不妊・去勢手術後の外見上の性格安定は、性的活動の減少が理由であり、本来の性格が変わるわけではありません。よって、『しつけ』の代わりとはならないため、必要なしつけはきちんと行うことが重要です。また、性格は1歳後半あたりで定着するため、若齢期の生活環境や飼い方は重要です。
性的行動には個体差があり、一般的に手術後約4週間で減少し、約6ヵ月でおさまると言われています。習慣として定着してしまう場合もあります。猫のスプレー行為に対する去勢手術は早期にご相談下さい(生後約6.7ヵ月齢〜)。

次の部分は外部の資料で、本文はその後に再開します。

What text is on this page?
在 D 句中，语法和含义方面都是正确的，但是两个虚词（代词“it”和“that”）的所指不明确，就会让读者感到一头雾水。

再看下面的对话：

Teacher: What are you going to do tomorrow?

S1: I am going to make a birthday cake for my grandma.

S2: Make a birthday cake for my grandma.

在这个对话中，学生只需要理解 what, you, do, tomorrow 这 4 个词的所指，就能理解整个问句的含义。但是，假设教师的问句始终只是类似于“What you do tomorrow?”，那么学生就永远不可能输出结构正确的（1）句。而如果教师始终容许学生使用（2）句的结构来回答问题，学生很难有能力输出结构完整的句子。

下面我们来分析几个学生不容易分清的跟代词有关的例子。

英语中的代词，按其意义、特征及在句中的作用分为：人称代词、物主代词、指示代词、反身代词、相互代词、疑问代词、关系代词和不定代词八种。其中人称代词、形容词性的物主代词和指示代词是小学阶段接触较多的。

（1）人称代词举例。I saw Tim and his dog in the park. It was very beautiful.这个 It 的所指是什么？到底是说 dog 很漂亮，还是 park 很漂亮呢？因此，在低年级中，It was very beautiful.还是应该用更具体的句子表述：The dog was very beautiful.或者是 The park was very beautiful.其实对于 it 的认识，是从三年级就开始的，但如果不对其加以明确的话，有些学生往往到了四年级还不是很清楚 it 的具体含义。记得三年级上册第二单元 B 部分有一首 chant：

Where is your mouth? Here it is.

子宮卵巣・精巣の摘出によって、生殖器疾患の中でも多く見られる子宮畜膿症や、子宮水腫、子宮内膜炎、子宮腫瘍、卵巣嚢腫、卵巣腫瘍、精巣腫瘍など、生殖器の各所に起こる疾患を回避できます。
また、乳腺腫瘍、膣平滑筋腫、前立腺肥大、肛門周囲腺腫などの性ホルモンに影響を受ける疾患の発生率を低下させます。中でも犬の乳腺腫瘍は、卵巣摘出手術時期によって、初回発情前で0.5%、1回目発情後で8%、2回目発情後で26%と発生率を抑える効果が報告されている。